本ページでは、当日の様子を写真とともにご紹介します。

キャンパス内の様子・理学部共通の企画

 キャンパスの入り口付近や、理学部のあるウエスト1号館の入り口には総合案内ブースが設置され、来場者には資料やパンフレットが配付されました。キャンパス内の各所には学生スタッフが配置され、会場案内や質問対応を行うなど、安心して各企画に参加できる環境が整えられていました。今年も猛暑の中での開催となり、冷房の効いた休憩スペースでひと休みしながら、各学科の催しを巡る来場者の姿が多く見られました。昼食の時間帯には、食堂やコンビニエンスストア、ファストフードショップも多くの人で賑わい、キャンパス全体が活気に包まれていました。

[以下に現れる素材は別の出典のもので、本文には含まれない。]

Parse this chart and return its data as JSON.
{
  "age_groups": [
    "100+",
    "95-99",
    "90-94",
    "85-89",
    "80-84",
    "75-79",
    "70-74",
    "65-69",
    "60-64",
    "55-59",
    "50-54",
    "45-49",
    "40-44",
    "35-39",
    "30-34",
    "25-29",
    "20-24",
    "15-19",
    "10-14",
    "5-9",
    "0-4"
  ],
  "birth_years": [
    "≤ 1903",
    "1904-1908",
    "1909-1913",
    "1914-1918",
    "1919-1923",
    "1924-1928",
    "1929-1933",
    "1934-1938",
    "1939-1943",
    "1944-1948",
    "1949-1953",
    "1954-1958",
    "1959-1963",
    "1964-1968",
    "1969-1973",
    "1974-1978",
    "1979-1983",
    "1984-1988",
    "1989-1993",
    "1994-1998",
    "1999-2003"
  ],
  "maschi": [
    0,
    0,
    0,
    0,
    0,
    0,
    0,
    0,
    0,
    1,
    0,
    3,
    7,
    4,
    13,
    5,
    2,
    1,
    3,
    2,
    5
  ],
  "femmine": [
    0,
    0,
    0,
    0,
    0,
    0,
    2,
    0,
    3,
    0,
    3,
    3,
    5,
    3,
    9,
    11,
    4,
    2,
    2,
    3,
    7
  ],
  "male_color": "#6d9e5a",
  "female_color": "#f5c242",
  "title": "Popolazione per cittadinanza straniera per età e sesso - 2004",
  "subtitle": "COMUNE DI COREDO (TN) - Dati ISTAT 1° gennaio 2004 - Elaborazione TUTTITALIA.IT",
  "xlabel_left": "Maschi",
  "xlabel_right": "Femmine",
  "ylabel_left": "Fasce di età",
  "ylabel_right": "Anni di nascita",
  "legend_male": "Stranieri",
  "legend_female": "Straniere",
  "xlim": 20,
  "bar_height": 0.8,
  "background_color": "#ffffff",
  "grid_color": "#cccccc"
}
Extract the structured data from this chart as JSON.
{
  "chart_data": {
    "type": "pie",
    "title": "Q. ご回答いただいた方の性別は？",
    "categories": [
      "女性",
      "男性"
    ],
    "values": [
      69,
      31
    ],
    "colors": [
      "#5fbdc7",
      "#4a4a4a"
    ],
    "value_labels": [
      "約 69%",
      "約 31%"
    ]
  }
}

 理学部共通の企画として、在学生による「何でも相談コーナー」も開催されました。高校生たちは和やかな雰囲気の中で、大学での授業や学生生活など、気になることを学生に直接質問していました。

物理学科

 物理学科では、研究内容を紹介するパネル展示のほか、「素粒子と宇宙」や「計算科学と日常」をテーマとした講義が行われ、大学で学ぶ物理学や情報科学の世界が分かりやすく紹介されました。また、少人数のグループで電気伝導の量子化を観測する「量子伝導」の実験や、高校物理で学ぶ単振り子を題材とした「重力加速度測定」の実験も実施されました。参加者は測定や解析、グループでの議論を通して、大学における実験や研究の進め方を体験しました。加速器・ビーム応用科学センターの施設見学ツアーも行われ、普段は目にする機会の少ない研究施設や設備に、参加者は興味深そうに見入っていました。講義、実験、施設見学を通して、物理学科の幅広い学びと研究に触れられる内容となっていました。

化学科

 化学科では、午前と午後に模擬授業が行われ、細胞や分子を光で観察する研究、天然物から薬をつくる化学、多孔性配位高分子、細胞膜を構成する脂質など、多彩なテーマが取り上げられました。化学科の学生によるポスター発表会では、学生たちが取り組んでいる最先端の研究が紹介され、来場者は説明を聞きながら化学への理解を深めていました。また、各研究室を訪問する研究室見学会では、教員や学生の案内のもと、実際の研究環境や研究内容に触れることができました。午後には、化学科の学生との交流会も開催されました。参加者は、入試対策やキャンパスライフ、卒業後の進路などについて学生に直接質問し、大学生活をより具体的に思い描いている様子でした。

地球惑星科学科

 地球惑星科学科では、午前と午後の2部構成で学科紹介と講演が行われました。講演では「宇宙天気と気候変動」や「宇宙における分子進化」をテーマに、地球から宇宙までを対象とする地球惑星科学の幅広い研究が紹介されました。研究室紹介の会場には、星や惑星の形成、地球内部の現象、流体シミュレーション、気象、火山などに関するパネルやポスターが並び、学生が研究内容を分かりやすく解説しました。火山噴火の模擬実験やコリオリの力を体験する実演も行われ、来場者は地球や惑星で起こる現象を楽しみながら学んでいました。さらに、岩石や鉱物の標本展示、顕微鏡を使った微化石や岩石薄片の観察も行われました。参加者は実物の標本を間近で観察し、地球惑星科学の研究対象の多様さに触れていました。

数学科

 数学科では、午前と午後に複数の模擬授業が行われました。パズルに潜む抽象数学、5次方程式、データ分析と数理モデル、線形代数学、インターネットの安全を支える暗号技術など、多彩なテーマを通して、数学の奥深さや社会とのつながりが紹介されました。また、午前には教員らが質問に答える「数学科なんでも座談会」が開かれ、大学で学ぶ数学や九大数学科について、参加者からさまざまな質問が寄せられました。午後の学生との相談会では、数学科での学生生活や卒業後の進路・就職などについて、学生から直接話を聞くことができました。模擬授業と相談企画の両方を通して、参加者は数学を学ぶ面白さだけでなく、数学科での大学生活や将来の進路についても理解を深めていました。

生物学科

 生物学科では、午前中に学科紹介、入試や入学後の生活についての説明、研究紹介が行われました。研究紹介では、生体高分子機能学や生態科学に関する研究が取り上げられ、生物学科で行われている研究の一端が紹介されました。午後には、各研究室を巡る研究室見学が3回に分けて実施されました。参加者は興味のある研究室を訪れ、教員や大学院生による説明を聞きながら、研究内容や実験設備について理解を深めました。各研究室では、実験のデモンストレーションや研究内容の紹介が行われ、参加者は生物学の研究現場を間近に感じていました。午前の学科・研究紹介から午後の研究室見学まで、生物学科の学びと研究を幅広く体験できる一日となりました。